2014-03-04 Statusmeeting

Agenda for the joint BNF, ONB, SB and KB NetarchiveSuite tele-conference March 4th 2014, 13:00-14:00.

Practical informationSkype-conference

  • TDC tele-conference:
    • Dial in number (+45) 70 26 50 45
    • Dial in code 9064479#
  • BridgeIT: BridgeIT conference will be available about 5 min. before start of meeting. The Bridgit url is konf01.statsbiblioteket.dk. The Bridgit password is sbview.


  • BNF: Sara
  • ONB: Andreas
  • KB: Tue, Søren and Nicholas
  • SB: Colin, Mikis  and Sabine
  • Any other issues to be discussed on today's tele-conference?


  • Plans for Nicolas last minute refactoring on the 4.4_branch. 
  • 4.4 release status 

Planning for GA in Paris (19th to the 23rd May)

How is NAS going to be presented and who will be attending the GA?

NetarchiveSuite workshop 2014

When and where

Status of the production sites


We have almost finished our first broad crawl for 2014. We are busy with solving problems we cause for a few website owners when crawling with Heritrix.

Often the problem is Heritrix aggressively inventing url’s because of some javascript on the given webpage, which Heritrix doesn’t understand.

We participated in the IIPC event harvest of the Winter Olympics in Sochi and at the same time we did our own event harvest  on this event.

We are also busy with an event harvest on the European song contest which will take place in Denmark this year.

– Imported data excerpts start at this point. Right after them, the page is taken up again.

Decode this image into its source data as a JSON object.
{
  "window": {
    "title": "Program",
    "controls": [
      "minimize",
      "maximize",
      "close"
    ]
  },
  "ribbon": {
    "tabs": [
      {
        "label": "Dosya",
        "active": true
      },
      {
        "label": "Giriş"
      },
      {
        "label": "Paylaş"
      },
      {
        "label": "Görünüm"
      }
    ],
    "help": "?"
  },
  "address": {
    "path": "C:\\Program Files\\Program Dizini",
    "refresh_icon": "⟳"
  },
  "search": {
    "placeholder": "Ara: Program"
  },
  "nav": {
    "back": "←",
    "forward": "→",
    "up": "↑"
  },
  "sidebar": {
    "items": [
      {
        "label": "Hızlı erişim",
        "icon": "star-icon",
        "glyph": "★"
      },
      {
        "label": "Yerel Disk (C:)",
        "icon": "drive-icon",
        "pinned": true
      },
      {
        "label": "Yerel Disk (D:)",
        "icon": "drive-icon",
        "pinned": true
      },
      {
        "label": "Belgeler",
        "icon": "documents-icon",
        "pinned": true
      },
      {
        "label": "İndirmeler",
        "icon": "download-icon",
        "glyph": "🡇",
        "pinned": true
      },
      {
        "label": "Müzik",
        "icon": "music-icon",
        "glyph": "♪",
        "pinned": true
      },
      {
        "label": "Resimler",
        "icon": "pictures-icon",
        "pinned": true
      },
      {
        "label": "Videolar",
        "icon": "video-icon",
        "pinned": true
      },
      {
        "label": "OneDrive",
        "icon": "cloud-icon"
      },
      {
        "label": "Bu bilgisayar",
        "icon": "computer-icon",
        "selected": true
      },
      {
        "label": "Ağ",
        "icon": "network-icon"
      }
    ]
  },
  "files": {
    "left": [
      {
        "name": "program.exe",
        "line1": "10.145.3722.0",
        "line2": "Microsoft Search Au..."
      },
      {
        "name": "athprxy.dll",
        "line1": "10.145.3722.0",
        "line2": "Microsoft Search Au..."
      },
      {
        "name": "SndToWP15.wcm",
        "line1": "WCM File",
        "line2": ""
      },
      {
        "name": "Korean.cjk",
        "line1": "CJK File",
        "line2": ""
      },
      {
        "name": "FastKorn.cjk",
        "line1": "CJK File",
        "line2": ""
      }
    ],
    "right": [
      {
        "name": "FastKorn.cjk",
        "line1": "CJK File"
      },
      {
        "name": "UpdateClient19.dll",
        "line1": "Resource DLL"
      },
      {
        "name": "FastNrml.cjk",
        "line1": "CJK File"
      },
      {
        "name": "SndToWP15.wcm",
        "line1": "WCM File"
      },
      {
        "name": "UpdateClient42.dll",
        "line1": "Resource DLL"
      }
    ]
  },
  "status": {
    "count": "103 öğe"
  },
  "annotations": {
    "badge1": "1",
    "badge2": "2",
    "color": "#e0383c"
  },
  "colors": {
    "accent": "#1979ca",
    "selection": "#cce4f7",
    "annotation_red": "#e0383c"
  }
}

For this event harvest we are assisted by 2 researchers who conduct a research project on the European song contest.  This is the first time, researchers are directly involved in an event harvest from the very beginning of the harvest.


On the crawling side: we are very active on different selective crawls: ongoing biannual crawls, Winter olympics, local elections, personal diaries and literature blogs. About 20 jobs running in parallel.

On the development side, Nicolas has left BnF on Februrary 17th. But we already have someone to replace him: Lam Mai, who was already working at BnF on another project. He is currently working on NetarchiveSuite. His first project is our complete move to WARC from crawling to access.


We also participated in the IIPC event harvest of the Winter Olympics in Sochi and did crawl out own event harvesting on the Olympics. Also upcoming the paraolympics event.

Next meeting


Any other business?